XAS AS A NOVEL PROBE OF ELECTRONIC STRUCTURE AND REACTIVITY FOR PROTEIN-BASED SU

XAS 作为蛋白质 SU 电子结构和反应性的新型探针

• 批准号: 7598299
• 负责人: PIERRE KENNEPOHL
• 金额: $ 0.02万
• 依托单位: STANFORD UNIVERSITY
• 依托单位国家: 美国
• 财政年份: 2007
• 资助国家: 美国
• 起止时间: 2007-03-01 至 2008-02-29
• 项目状态: 已结题
• 来源: https://reporter.nih.gov/project-details/7598299
• 关键词: Anions; Biological; Biological Process; Buffers; Catalysis; Computer Retrieval of Information on Scientific Projects Database; Disease Pathway; Disulfides; Electron Spin Resonance Spectroscopy; Electron Transport; Electronics; Electrons; Environment; Funding; Goals; Grant; Hydrogen Bonding; Institution; Methionine; Neurodegenerative Disorders; Ocular orbit; Oxidation-Reduction; Peptides; Post-Translational Protein Processing; Proteins; Range; Research; Research Personnel; Resources; Roentgen Rays; Signal Transduction; Source; Spectrum Analysis; Structure; Sulfur; System; United States National Institutes of Health; absorption; amyloid formation; base; novel; tool

This subproject is one of many research subprojects utilizing the resources provided by a Center grant funded by NIH/NCRR. The subproject and investigator (PI) may have received primary funding from another NIH source, and thus could be represented in other CRISP entries. The institution listed is for the Center, which is not necessarily the institution for the investigator. The basic reactivity of sulfur-centered radicals is being studied in a variety of peptide/protein systems using Sulfur K-edge X-ray Absorption Spectroscopy (S K-edge XAS) as a novel probe of the electronic structure of these biologically-important peptidic radicals. Cysteinyl radicals ([CysS¿]), their sulfoxyl derivatives ([CysSOn]¿) disulfide anion radicals ([CysS¿SCys]1-) have been observed or postulated as intermediates in several biological functions including enzymatic catalysis, long-range electron transfer, peptide post-translational modification, cellular redox buffering, and even cellular redox signaling. Methionine radicals ([MetS¿]) are believed to be involved in neurodegenerative diseases pathways such as the formation of amyloid-¿ plaques. Electron paramagnetic resonance is the primary tool used for characterization of radical species but this approach is complicated by spin orbit broadening in sulfur species.

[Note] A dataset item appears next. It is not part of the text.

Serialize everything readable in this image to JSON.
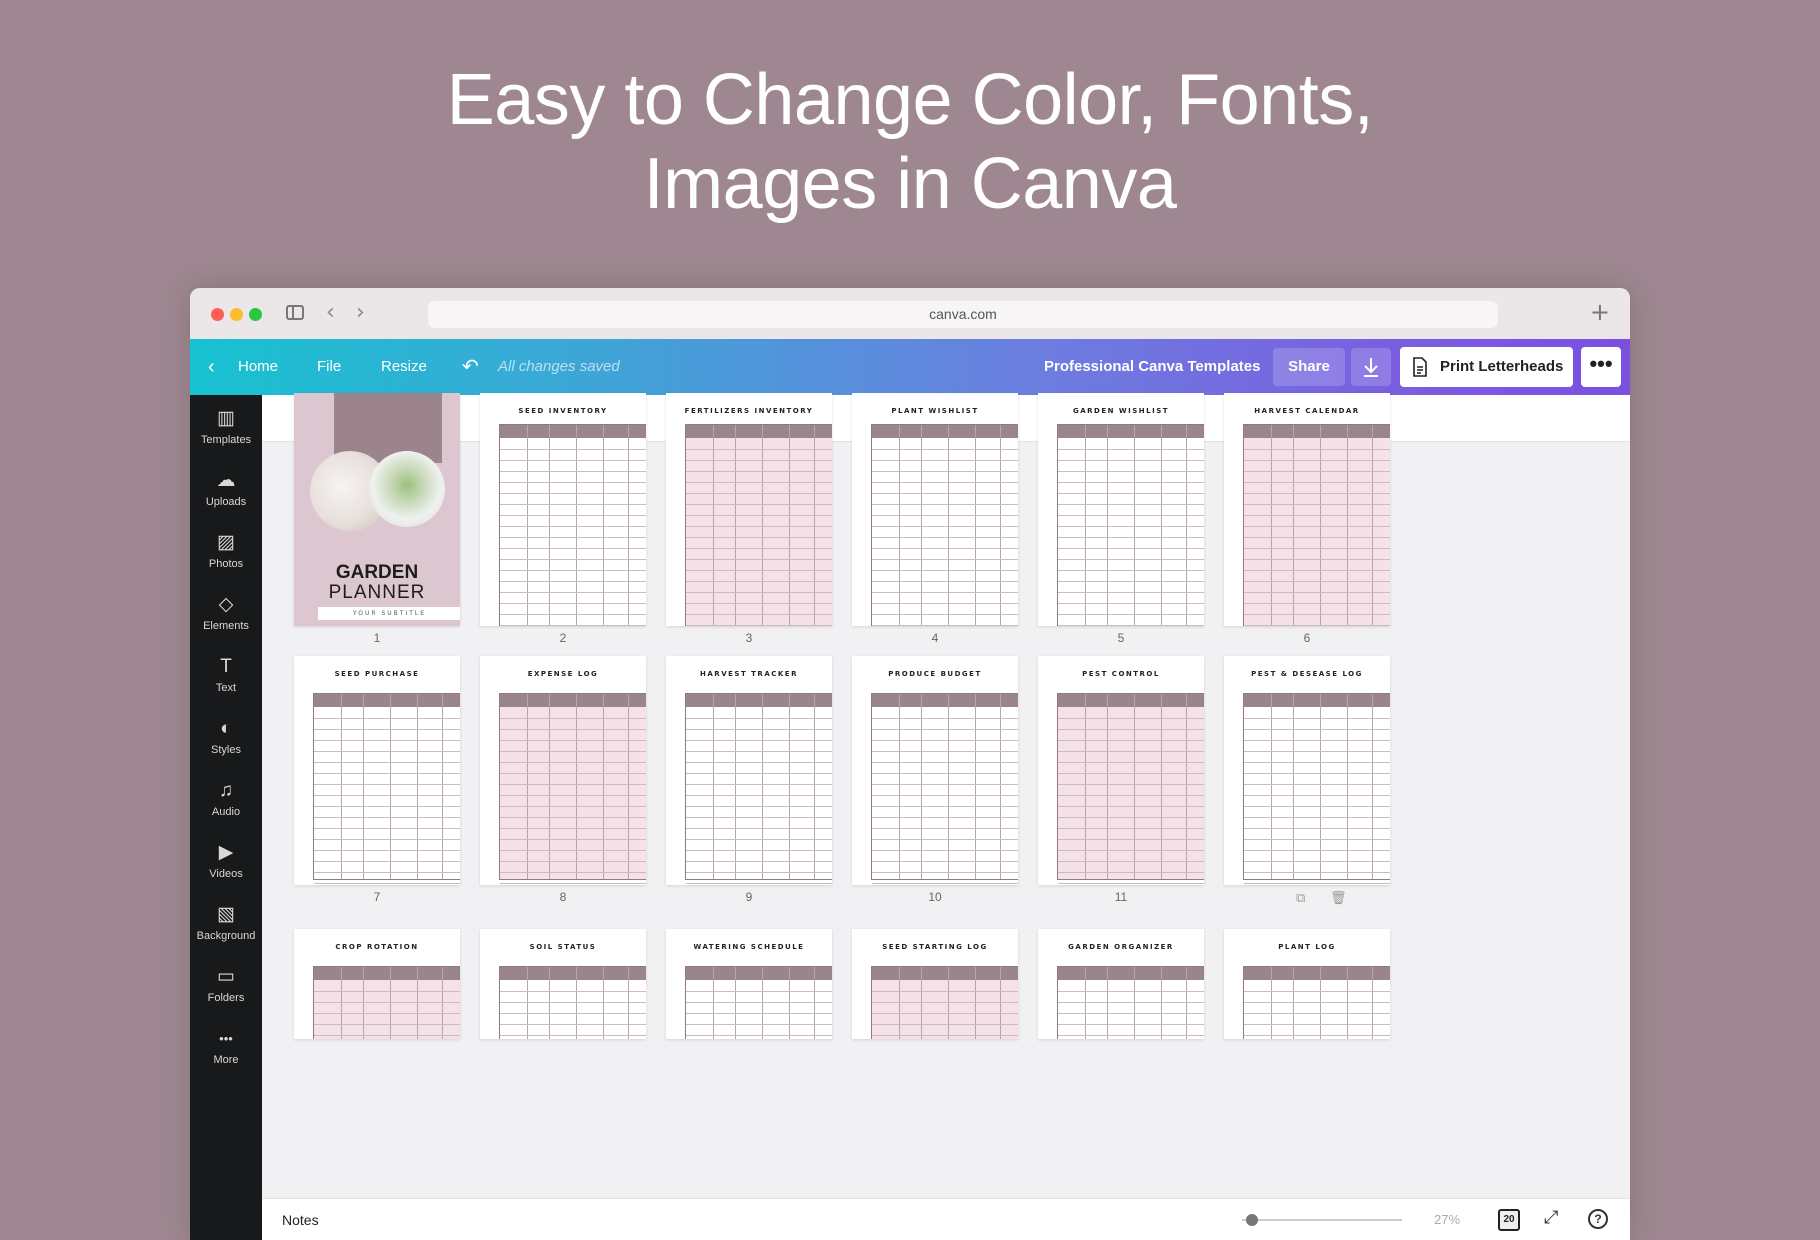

The S 3p¿1s pre-edge transition that results from radical character on a sulfur atom is being used to directly probe the electronic structure of these radicals and to investigate the effect of factors such as hydrogen bonding and electron delocalization on the reactivity of these radicals in various protein environments. An important goal of this effort is to develop S K-edge XAS as a powerful and general probe of sulfur radical species to investigate a wide range of biological systems.

这个子项目是许多研究子项目中利用 资源由NIH/NCRR资助的中心拨款提供。子项目和 调查员(PI)可能从NIH的另一个来源获得了主要资金， 并因此可以在其他清晰的条目中表示。列出的机构是 该中心不一定是调查人员的机构。 用硫K边X射线吸收光谱(S K边XAS)作为一种新的探针，研究了硫心自由基在多种多肽/蛋白质体系中的基本反应性，作为一种新的探针来研究这些具有重要生物意义的肽类自由基的电子结构。半胱氨基自由基([CysS])及其亚硫基衍生物([CysSOn])二硫阴离子自由基([CysS？SCys]1-)被观察到或推测为多种生物学功能的中间体，包括酶催化、长程电子传递、多肽翻译后修饰、细胞氧化还原缓冲，甚至细胞氧化还原信号。蛋氨酸自由基([Mets])被认为与神经退行性疾病的途径有关，如淀粉样斑块的形成。电子顺磁共振是表征自由基物种的主要工具，但硫物种的自旋轨道展宽使这种方法变得复杂。利用硫原子上自由基的性质导致的S 3p？1s前边跃迁，直接探测了这些自由基的电子结构，并研究了氢键和电子离域等因素对这些自由基在不同蛋白质环境中的反应活性的影响。这项工作的一个重要目标是发展S K-EDGE XAS作为一种强大而通用的硫自由基物种探针，以研究广泛的生物体系。